One of the salient manifestations of this uncritical approach is the total hegemony of the establishment’s narrative of Ethiopian aliyah. This narrative is limited to a few aliyah stories, first and foremost the aliyah through Sudan known as Operation Moses. It ignores the perspective of the immigrants themselves and Israel’s role in the death of thousands of the refugees in Sudan while the government debated how to relate to this part of the Jewish people. The establishment narrative begins at a particular moment so as to aggrandize the state’s role in the ingathering of the exiles, and it conceals the beginning of the aliyah of Ethopian Jews, many years before Operation Moses.

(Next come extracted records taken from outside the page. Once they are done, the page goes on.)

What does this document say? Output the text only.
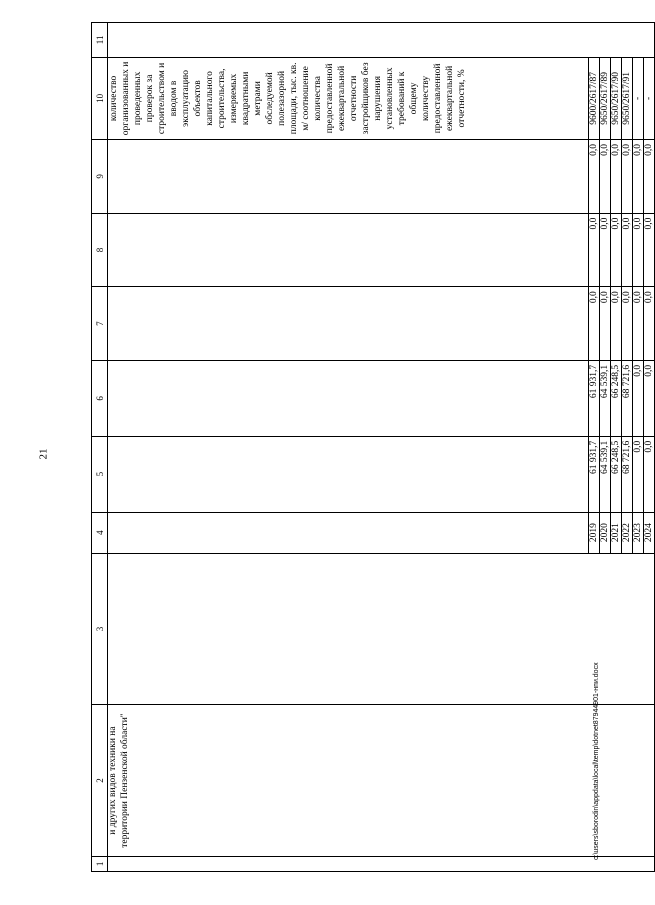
21
c:\users\sborodin\appdata\local\temp\dotnet87944901-нпи.docx
1	2	3	4	5	6	7	8	9	10	11
	и других видов техники на территории Пензенской области"								количество организованных и проведенных проверок за строительством и вводом в эксплуатацию объектов капитального строительства, измеряемых квадратными метрами обследуемой полезазорной площади, тыс. кв. м/ соотношение количества предоставленной ежеквартальной отчетности застройщиков без нарушения установленных требований к общему количеству предоставленной ежеквартальной отчетности, %	
			2019	61 931,7	61 931,7	0,0	0,0	0,0	9600/2617/87	
			2020	64 539,1	64 539,1	0,0	0,0	0,0	9650/2617/89	
			2021	66 248,5	66 248,5	0,0	0,0	0,0	9650/2617/90	
			2022	68 721,6	68 721,6	0,0	0,0	0,0	9650/2617/91	
			2023	0,0	0,0	0,0	0,0	0,0	-	
			2024	0,0	0,0	0,0	0,0	0,0	-	
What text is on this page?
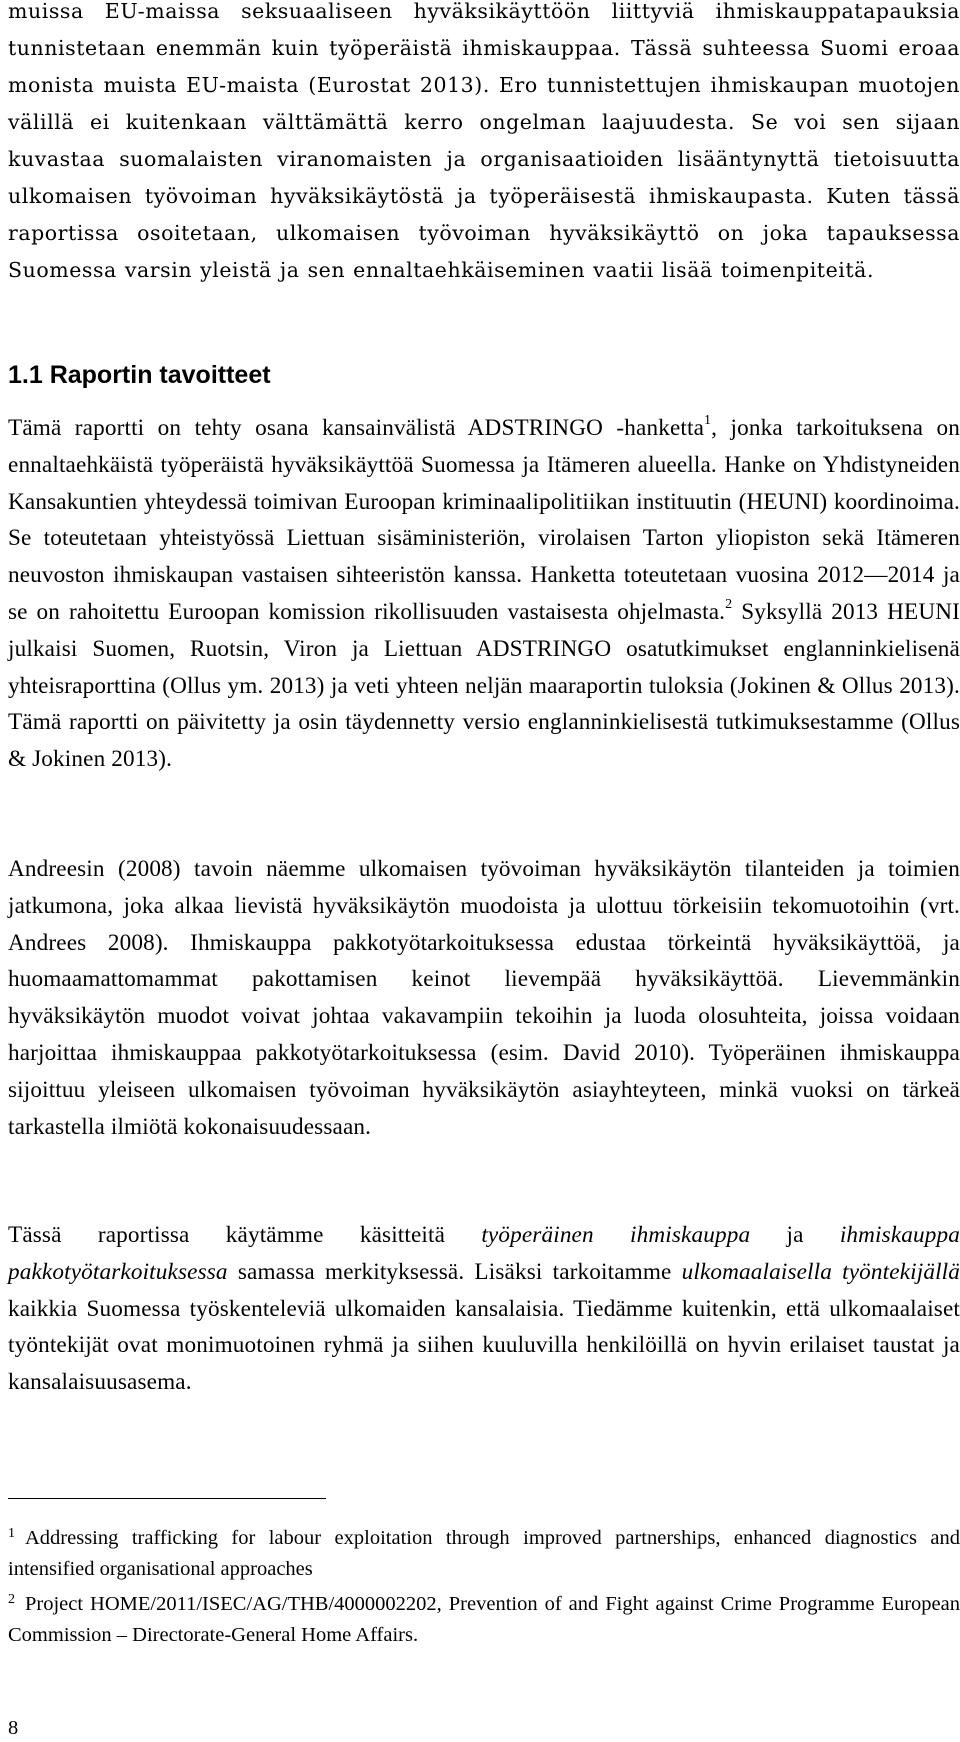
muissa EU-maissa seksuaaliseen hyväksikäyttöön liittyviä ihmiskauppatapauksia tunnistetaan enemmän kuin työperäistä ihmiskauppaa. Tässä suhteessa Suomi eroaa monista muista EU-maista (Eurostat 2013). Ero tunnistettujen ihmiskaupan muotojen välillä ei kuitenkaan välttämättä kerro ongelman laajuudesta. Se voi sen sijaan kuvastaa suomalaisten viranomaisten ja organisaatioiden lisääntynyttä tietoisuutta ulkomaisen työvoiman hyväksikäytöstä ja työperäisestä ihmiskaupasta. Kuten tässä raportissa osoitetaan, ulkomaisen työvoiman hyväksikäyttö on joka tapauksessa Suomessa varsin yleistä ja sen ennaltaehkäiseminen vaatii lisää toimenpiteitä.
1.1 Raportin tavoitteet
Tämä raportti on tehty osana kansainvälistä ADSTRINGO -hanketta$^1$, jonka tarkoituksena on ennaltaehkäistä työperäistä hyväksikäyttöä Suomessa ja Itämeren alueella. Hanke on Yhdistyneiden Kansakuntien yhteydessä toimivan Euroopan kriminaalipolitiikan instituutin (HEUNI) koordinoima. Se toteutetaan yhteistyössä Liettuan sisäministeriön, virolaisen Tarton yliopiston sekä Itämeren neuvoston ihmiskaupan vastaisen sihteeristön kanssa. Hanketta toteutetaan vuosina 2012—2014 ja se on rahoitettu Euroopan komission rikollisuuden vastaisesta ohjelmasta.$^2$ Syksyllä 2013 HEUNI julkaisi Suomen, Ruotsin, Viron ja Liettuan ADSTRINGO osatutkimukset englanninkielisenä yhteisraporttina (Ollus ym. 2013) ja veti yhteen neljän maaraportin tuloksia (Jokinen & Ollus 2013). Tämä raportti on päivitetty ja osin täydennetty versio englanninkielisestä tutkimuksestamme (Ollus & Jokinen 2013).
Andreesin (2008) tavoin näemme ulkomaisen työvoiman hyväksikäytön tilanteiden ja toimien jatkumona, joka alkaa lievistä hyväksikäytön muodoista ja ulottuu törkeisiin tekomuotoihin (vrt. Andrees 2008). Ihmiskauppa pakkotyötarkoituksessa edustaa törkeintä hyväksikäyttöä, ja huomaamattomammat pakottamisen keinot lievempää hyväksikäyttöä. Lievemmänkin hyväksikäytön muodot voivat johtaa vakavampiin tekoihin ja luoda olosuhteita, joissa voidaan harjoittaa ihmiskauppaa pakkotyötarkoituksessa (esim. David 2010). Työperäinen ihmiskauppa sijoittuu yleiseen ulkomaisen työvoiman hyväksikäytön asiayhteyteen, minkä vuoksi on tärkeä tarkastella ilmiötä kokonaisuudessaan.
Tässä raportissa käytämme käsitteitä työperäinen ihmiskauppa ja ihmiskauppa pakkotyötarkoituksessa samassa merkityksessä. Lisäksi tarkoitamme ulkomaalaisella työntekijällä kaikkia Suomessa työskenteleviä ulkomaiden kansalaisia. Tiedämme kuitenkin, että ulkomaalaiset työntekijät ovat monimuotoinen ryhmä ja siihen kuuluvilla henkilöillä on hyvin erilaiset taustat ja kansalaisuusasema.
$^1$ Addressing trafficking for labour exploitation through improved partnerships, enhanced diagnostics and intensified organisational approaches
$^2$ Project HOME/2011/ISEC/AG/THB/4000002202, Prevention of and Fight against Crime Programme European Commission – Directorate-General Home Affairs.
8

It is presented as the sole narrative, shunting aside other stories that do not fit in with it or even contradict it.
Another manifestation of the lacuna in academic research on the aliyah from Ethiopia is the lack of a critical discourse on the racism toward blacks in Israel. The absence of race from the academic discourse renders every study on Ethiopian immigrants deficient and partial, because this wave of immigration changed the Israeli space substantially. It raised again the question of who is a Jew and it shed new light on questions regarding the boundaries of color in Jewish society—questions that still have no academic response.
The research group meets monthly at the Van Leer Jerusalem Institute. In each of the initial meetings, two participants present the topic of their research, after which there is a discussion. After these initial meetings, in which the group coalesces, both intellectually and socially, the participants focus on their chosen topics and deal with them in both the full forum and in small discussion groups.